Immediately after this visit, he formally launched Pakistan's nuclear weapons capability program in 1973, replacing the head of the Atomic Energy Commission and dismissing the senior scientific adviser, Dr. Abdul Salam, from Holland.  Dr. Abdul Qadeer Khan was invited to Pakistan.

For Pakistan's nuclear programme, he persuaded the French government to renew an earlier offer to build a nuclear reprocessing plant.

The United States did not like the speed with which Bhutto was advancing in the nuclear program, and the US Secretary of State of the time Kissinger openly threatened that if Bhutto insisted on the nuclear reprocessing plant plan, he would not stay.  will

 But the research work on the nuclear capability program that Bhutto had started continued.

Pakistani scientists started uranium enrichment in 1974 at Kahota laboratory.
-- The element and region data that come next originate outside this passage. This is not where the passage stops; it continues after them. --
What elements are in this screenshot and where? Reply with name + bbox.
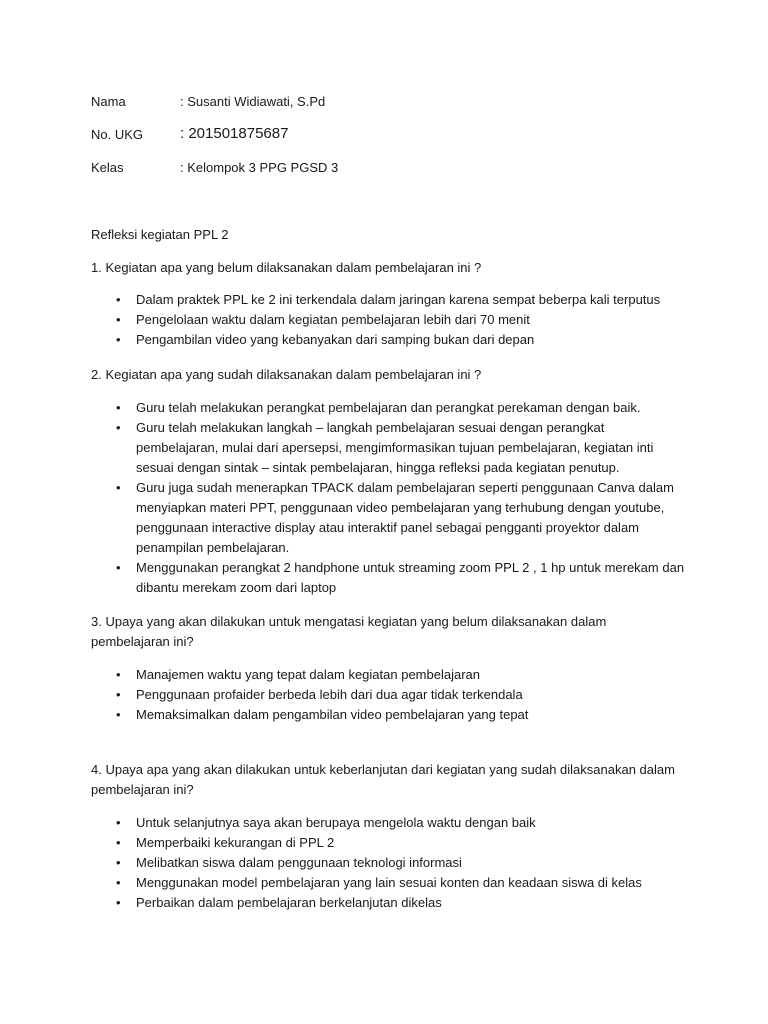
- bullet-icon: •: [116, 332, 121, 347]
- nama-label: Nama: [91, 94, 126, 109]
- list-item: [0, 398, 768, 418]
- list-item-text: Manajemen waktu yang tepat dalam kegiatan pembelajaran: [136, 667, 480, 682]
- list-item-text: Untuk selanjutnya saya akan berupaya mengelola waktu dengan baik: [136, 815, 536, 830]
- ukg-label: No. UKG: [91, 127, 144, 142]
- list-item: [0, 478, 768, 558]
- question-1: 1. Kegiatan apa yang belum dilaksanakan dalam pembelajaran ini ?: [91, 260, 482, 275]
- nama-value: : Susanti Widiawati, S.Pd: [180, 94, 326, 109]
- list-item-text: Perbaikan dalam pembelajaran berkelanjutan dikelas: [136, 895, 442, 910]
- list-item-text: Menggunakan model pembelajaran yang lain sesuai konten dan keadaan siswa di kelas: [136, 875, 642, 890]
- list-item-text: Penggunaan profaider berbeda lebih dari dua agar tidak terkendala: [136, 687, 523, 702]
- bullet-icon: •: [116, 835, 121, 850]
- bullet-icon: •: [116, 312, 121, 327]
- list-item: [0, 418, 768, 478]
- list-item: [0, 813, 768, 833]
- kelas-label: Kelas: [91, 160, 124, 175]
- kelas-value: : Kelompok 3 PPG PGSD 3: [180, 160, 339, 175]
- list-item-text: Dalam praktek PPL ke 2 ini terkendala dalam jaringan karena sempat beberpa kali terputus: [136, 292, 661, 307]
- answer-list-2: [0, 398, 768, 598]
- question-3: 3. Upaya yang akan dilakukan untuk mengatasi kegiatan yang belum dilaksanakan dalam pembelajaran ini?: [91, 614, 607, 649]
- list-item: [0, 558, 768, 598]
- list-item: [0, 665, 768, 685]
- bullet-icon: •: [116, 687, 121, 702]
- bullet-icon: •: [116, 292, 121, 307]
- list-item: [0, 853, 768, 873]
- answer-list-1: [0, 290, 768, 350]
- list-item-text: Memaksimalkan dalam pengambilan video pembelajaran yang tepat: [136, 707, 529, 722]
- bullet-icon: •: [116, 707, 121, 722]
- ukg-value: : 201501875687: [180, 125, 289, 142]
- list-item: [0, 310, 768, 330]
- bullet-icon: •: [116, 420, 121, 435]
- list-item-text: Melibatkan siswa dalam penggunaan teknologi informasi: [136, 855, 462, 870]
- list-item: [0, 873, 768, 893]
- answer-list-3: [0, 665, 768, 725]
- list-item-text: Menggunakan perangkat 2 handphone untuk streaming zoom PPL 2 , 1 hp untuk merekam dan dibantu merekam zoom dari laptop: [136, 560, 685, 595]
- list-item: [0, 705, 768, 725]
- list-item-text: Guru telah melakukan langkah – langkah pembelajaran sesuai dengan perangkat pembelajaran, mulai dari apersepsi, mengimformasikan tujuan pembelajaran, kegiatan inti sesuai dengan sintak – sintak pembelajaran, hingga refleksi pada kegiatan penutup.: [136, 420, 654, 475]
- answer-list-4: [0, 813, 768, 913]
- bullet-icon: •: [116, 400, 121, 415]
- bullet-icon: •: [116, 667, 121, 682]
- bullet-icon: •: [116, 480, 121, 495]
- list-item-text: Pengambilan video yang kebanyakan dari samping bukan dari depan: [136, 332, 535, 347]
- list-item-text: Guru telah melakukan perangkat pembelajaran dan perangkat perekaman dengan baik.: [136, 400, 641, 415]
- question-2: 2. Kegiatan apa yang sudah dilaksanakan dalam pembelajaran ini ?: [91, 367, 482, 382]
- list-item-text: Memperbaiki kekurangan di PPL 2: [136, 835, 335, 850]
- list-item: [0, 685, 768, 705]
- bullet-icon: •: [116, 560, 121, 575]
- list-item-text: Guru juga sudah menerapkan TPACK dalam pembelajaran seperti penggunaan Canva dalam menyiapkan materi PPT, penggunaan video pembelajaran yang terhubung dengan youtube, penggunaan interactive display atau interaktif panel sebagai pengganti proyektor dalam penampilan pembelajaran.: [136, 480, 674, 555]
- question-4: 4. Upaya apa yang akan dilakukan untuk keberlanjutan dari kegiatan yang sudah dilaksanakan dalam pembelajaran ini?: [91, 762, 675, 797]
- list-item: [0, 833, 768, 853]
- list-item-text: Pengelolaan waktu dalam kegiatan pembelajaran lebih dari 70 menit: [136, 312, 530, 327]
- bullet-icon: •: [116, 875, 121, 890]
- document-title: Refleksi kegiatan PPL 2: [91, 227, 229, 242]
- bullet-icon: •: [116, 815, 121, 830]
- list-item: [0, 330, 768, 350]
- list-item: [0, 893, 768, 913]
- bullet-icon: •: [116, 895, 121, 910]
- bullet-icon: •: [116, 855, 121, 870]
- list-item: [0, 290, 768, 310]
His hard work paid off in 1978 and by 1982 he was able to achieve 90% enrichment.

According to Dr. Abdul Qadir Khan, Pakistan's nuclear scientists had acquired the ability to develop nuclear bombs in 1984 and he asked General Ziaul Haq to openly announce Pakistan's determination to develop nuclear bombs, but they did not.  The pro-American foreign minister and other ministers strongly opposed it.

Finally, when India conducted nuclear tests in May 1998, there was no choice for Pakistan to conduct nuclear tests as well and thus Pakistan also joined the ranks of nuclear powers.